Someone must have found this thread under a pile of papers.

I have a New Yorker cartoon in which a guy says “A clean desk is the Devil’s workshop, that’s my motto.”
I also have a column “What’s All this Neatness Stuff Anyhow” from the late great Bob Pease (analog circuit guru) with a picture of his extraordinarily messy desk.
He talks about a colleague who was examining stuff on his neat desk, and throwing most of them in the wastebasket.
Pease: “You sure do keep your desk neat.”
Colleague: “Yeah, if I find something I don’t need, I throw it out.”
Pease: “Doesn’t your wife ever get nervous?”
Colleague: “It’s my third wife …”
(Source: Electronic Design, Oct. 25, 1990)
My desk at work is neat now, but only because I could be leaving at any moment. And only coming in one day a week. Makes me uncomfortable.

It’s not messy if I know where everything is!

I might have a messy desk if policy allowed it. We have to lock up or shred every stick of paper at the end of every workday (bank office job). 8 hours isn’t enough time to get things into a comfortably cluttered state of disarray.

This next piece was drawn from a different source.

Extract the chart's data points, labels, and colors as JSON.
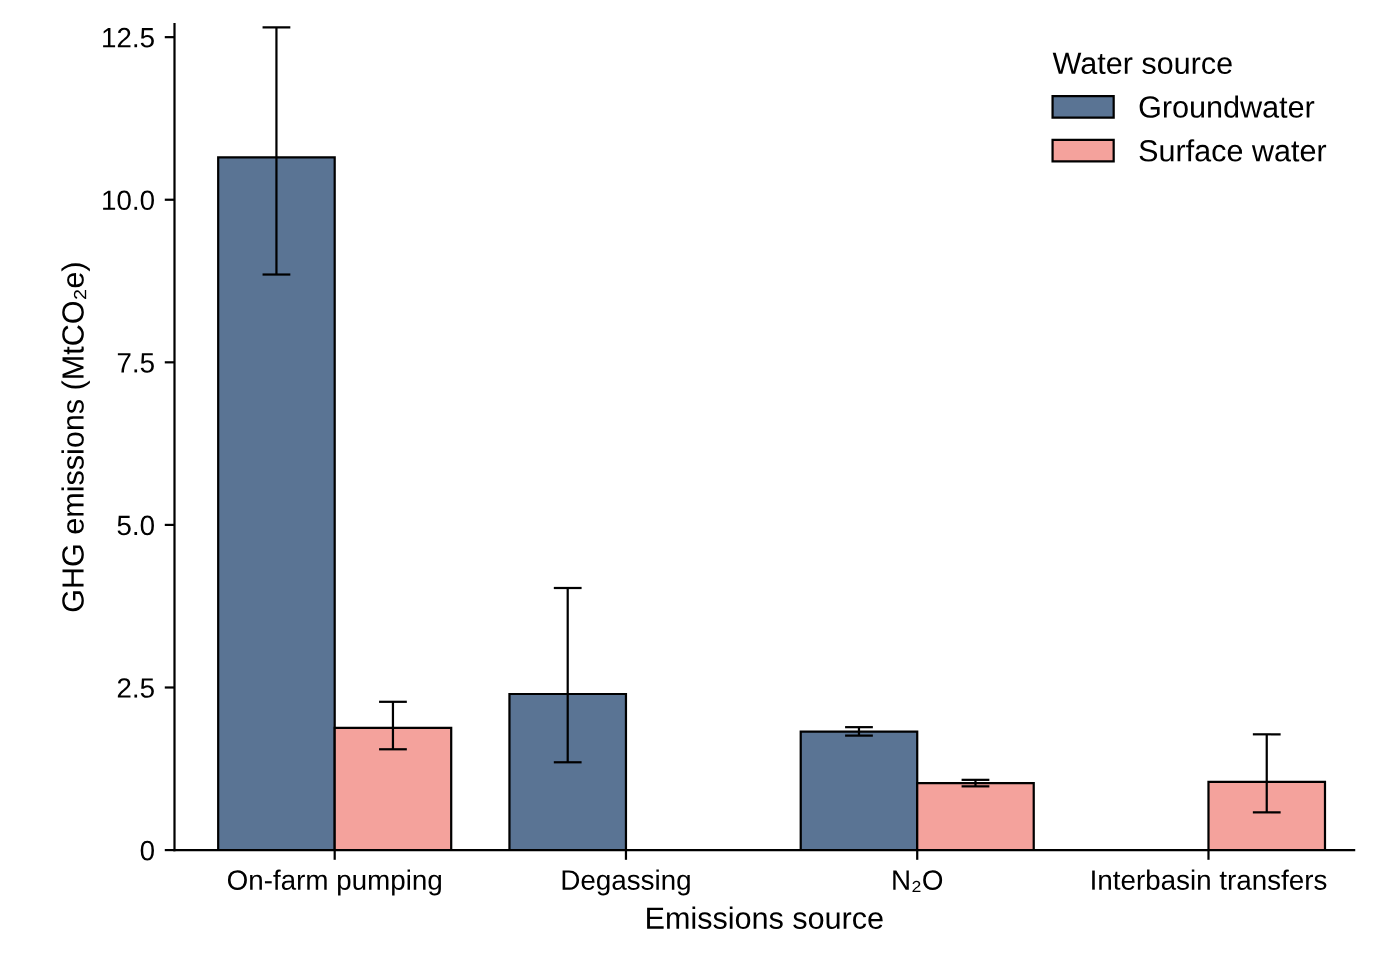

I once worked with a super organized gentleman who had one paper on his desk at a time and filed that before working on something else. My organized chaos drove him crazy. He made the mistake of sending me to an organizational seminar where I found I am a vertical filer. Vertical filers are the folks who need all projects visible, but can find work as quickly as something filed. He never did get me to clean my desk, but I did get him to quit complaining about my mess.

Well, it may LOOK like a mess, but it’s actually quite organized. Those go there and these go here and that stuff gets thrown on the floor over there in that giant heap to be shredded later. It’s all really tidy, really.